Exactly 12 Hours Between Sessions

A very common bug is using a strict < 12 comparison instead of <= 12.

The problem explicitly says the maximum allowed gap is 12 hours, meaning exactly 12 hours must qualify. The implementation correctly uses:

gap_hours <= 12

so boundary cases are handled properly.

Sessions of Different Types

A user may have sessions very close together but with different session types. These must not count.

For example:

Viewer at 10:00
Streamer at 11:00

Even though the time gap is small, the types differ. The algorithm avoids this mistake by partitioning sessions using both:

(user_id, session_type)

This guarantees Viewer and Streamer sessions are processed independently.

Unsorted Input Data

The input rows are not guaranteed to arrive chronologically.

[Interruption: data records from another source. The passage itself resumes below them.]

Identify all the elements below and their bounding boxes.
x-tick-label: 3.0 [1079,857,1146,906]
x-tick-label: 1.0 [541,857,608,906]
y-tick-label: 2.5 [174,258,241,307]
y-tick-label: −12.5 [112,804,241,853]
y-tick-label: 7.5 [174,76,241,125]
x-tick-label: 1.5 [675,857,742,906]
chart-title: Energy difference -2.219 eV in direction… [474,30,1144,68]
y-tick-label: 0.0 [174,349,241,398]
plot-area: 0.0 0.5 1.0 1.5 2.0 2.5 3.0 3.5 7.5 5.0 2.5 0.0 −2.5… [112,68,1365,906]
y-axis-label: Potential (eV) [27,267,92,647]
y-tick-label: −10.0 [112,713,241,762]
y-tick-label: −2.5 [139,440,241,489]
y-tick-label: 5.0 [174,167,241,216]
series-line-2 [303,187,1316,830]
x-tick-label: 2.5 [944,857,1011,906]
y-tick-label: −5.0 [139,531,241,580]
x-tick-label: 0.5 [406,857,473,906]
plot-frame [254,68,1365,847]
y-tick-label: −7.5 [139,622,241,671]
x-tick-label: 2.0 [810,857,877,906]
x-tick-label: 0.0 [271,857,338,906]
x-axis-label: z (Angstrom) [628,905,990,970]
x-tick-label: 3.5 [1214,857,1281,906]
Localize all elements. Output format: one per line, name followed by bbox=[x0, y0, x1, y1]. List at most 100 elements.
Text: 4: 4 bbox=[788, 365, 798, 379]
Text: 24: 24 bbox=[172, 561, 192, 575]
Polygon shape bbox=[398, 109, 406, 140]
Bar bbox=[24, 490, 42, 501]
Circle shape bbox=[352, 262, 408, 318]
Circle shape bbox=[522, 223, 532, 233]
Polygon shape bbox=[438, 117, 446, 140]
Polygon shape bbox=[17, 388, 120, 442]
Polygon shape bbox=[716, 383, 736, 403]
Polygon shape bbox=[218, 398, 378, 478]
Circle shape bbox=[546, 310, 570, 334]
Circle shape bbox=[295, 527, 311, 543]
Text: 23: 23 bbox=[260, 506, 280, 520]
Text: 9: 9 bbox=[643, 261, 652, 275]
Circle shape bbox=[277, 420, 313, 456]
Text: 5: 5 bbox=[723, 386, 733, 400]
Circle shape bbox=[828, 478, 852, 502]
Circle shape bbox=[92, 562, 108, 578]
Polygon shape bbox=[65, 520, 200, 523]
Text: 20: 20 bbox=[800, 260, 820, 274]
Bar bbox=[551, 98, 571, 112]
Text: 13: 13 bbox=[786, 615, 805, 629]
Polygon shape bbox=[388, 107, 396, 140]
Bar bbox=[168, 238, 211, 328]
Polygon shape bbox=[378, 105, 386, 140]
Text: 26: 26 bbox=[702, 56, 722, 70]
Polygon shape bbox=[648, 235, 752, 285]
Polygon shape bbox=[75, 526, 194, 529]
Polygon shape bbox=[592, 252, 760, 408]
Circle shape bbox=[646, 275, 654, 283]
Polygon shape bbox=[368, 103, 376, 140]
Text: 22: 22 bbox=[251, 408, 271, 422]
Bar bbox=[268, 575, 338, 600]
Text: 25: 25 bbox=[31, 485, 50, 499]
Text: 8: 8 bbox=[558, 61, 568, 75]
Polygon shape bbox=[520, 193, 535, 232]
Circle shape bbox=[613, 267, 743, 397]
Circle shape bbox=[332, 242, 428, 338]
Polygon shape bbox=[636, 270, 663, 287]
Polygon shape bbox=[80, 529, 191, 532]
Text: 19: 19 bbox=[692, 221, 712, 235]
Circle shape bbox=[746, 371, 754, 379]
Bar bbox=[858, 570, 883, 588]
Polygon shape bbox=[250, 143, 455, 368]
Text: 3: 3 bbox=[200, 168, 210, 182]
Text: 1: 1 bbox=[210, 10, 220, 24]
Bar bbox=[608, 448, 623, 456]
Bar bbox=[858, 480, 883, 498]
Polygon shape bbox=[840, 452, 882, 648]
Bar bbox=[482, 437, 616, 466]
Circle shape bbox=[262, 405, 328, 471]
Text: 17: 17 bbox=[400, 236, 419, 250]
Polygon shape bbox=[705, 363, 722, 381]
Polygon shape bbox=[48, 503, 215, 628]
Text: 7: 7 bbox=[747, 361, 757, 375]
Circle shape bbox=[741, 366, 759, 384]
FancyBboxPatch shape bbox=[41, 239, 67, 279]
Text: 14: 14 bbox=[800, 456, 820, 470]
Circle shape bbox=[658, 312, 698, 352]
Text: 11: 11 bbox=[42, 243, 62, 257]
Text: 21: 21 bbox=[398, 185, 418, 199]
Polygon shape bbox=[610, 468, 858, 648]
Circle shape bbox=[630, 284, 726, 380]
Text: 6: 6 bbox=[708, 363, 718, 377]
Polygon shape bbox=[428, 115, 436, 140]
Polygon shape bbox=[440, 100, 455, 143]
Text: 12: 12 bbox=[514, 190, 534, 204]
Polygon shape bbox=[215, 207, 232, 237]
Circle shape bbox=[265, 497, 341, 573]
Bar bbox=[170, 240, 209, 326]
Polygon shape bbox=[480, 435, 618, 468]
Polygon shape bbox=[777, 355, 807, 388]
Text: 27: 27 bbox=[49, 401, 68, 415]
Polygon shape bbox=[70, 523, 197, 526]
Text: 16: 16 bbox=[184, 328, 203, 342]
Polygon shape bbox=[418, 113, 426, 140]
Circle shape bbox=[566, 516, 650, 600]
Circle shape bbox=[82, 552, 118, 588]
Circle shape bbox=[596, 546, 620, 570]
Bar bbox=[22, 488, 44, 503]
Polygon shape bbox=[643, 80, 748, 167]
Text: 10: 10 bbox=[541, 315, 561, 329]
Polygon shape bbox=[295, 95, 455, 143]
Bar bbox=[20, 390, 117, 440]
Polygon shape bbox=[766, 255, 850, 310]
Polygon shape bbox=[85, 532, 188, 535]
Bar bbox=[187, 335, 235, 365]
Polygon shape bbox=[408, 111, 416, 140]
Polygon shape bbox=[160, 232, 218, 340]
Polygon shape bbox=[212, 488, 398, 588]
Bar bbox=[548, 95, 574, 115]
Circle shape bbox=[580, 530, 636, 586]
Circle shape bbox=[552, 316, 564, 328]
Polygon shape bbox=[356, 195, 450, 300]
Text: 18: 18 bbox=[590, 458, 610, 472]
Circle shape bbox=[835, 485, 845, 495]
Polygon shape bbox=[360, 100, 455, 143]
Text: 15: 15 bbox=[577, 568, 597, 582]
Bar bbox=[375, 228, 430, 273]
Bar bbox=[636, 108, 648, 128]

A naive implementation that only checks adjacent rows in the original order could miss valid pairs entirely. The solution explicitly sorts sessions before processing:

sort_values(by=["user_id", "session_type", "session_start"])

This ensures chronological comparisons are always correct.

Multiple Valid Pairs for the Same User

A user may satisfy the condition many times. The output should still contain the user only once.

The implementation handles this using:

drop_duplicates()

in Python and a map-based set in Go. This guarantees each qualifying user appears exactly once in the result.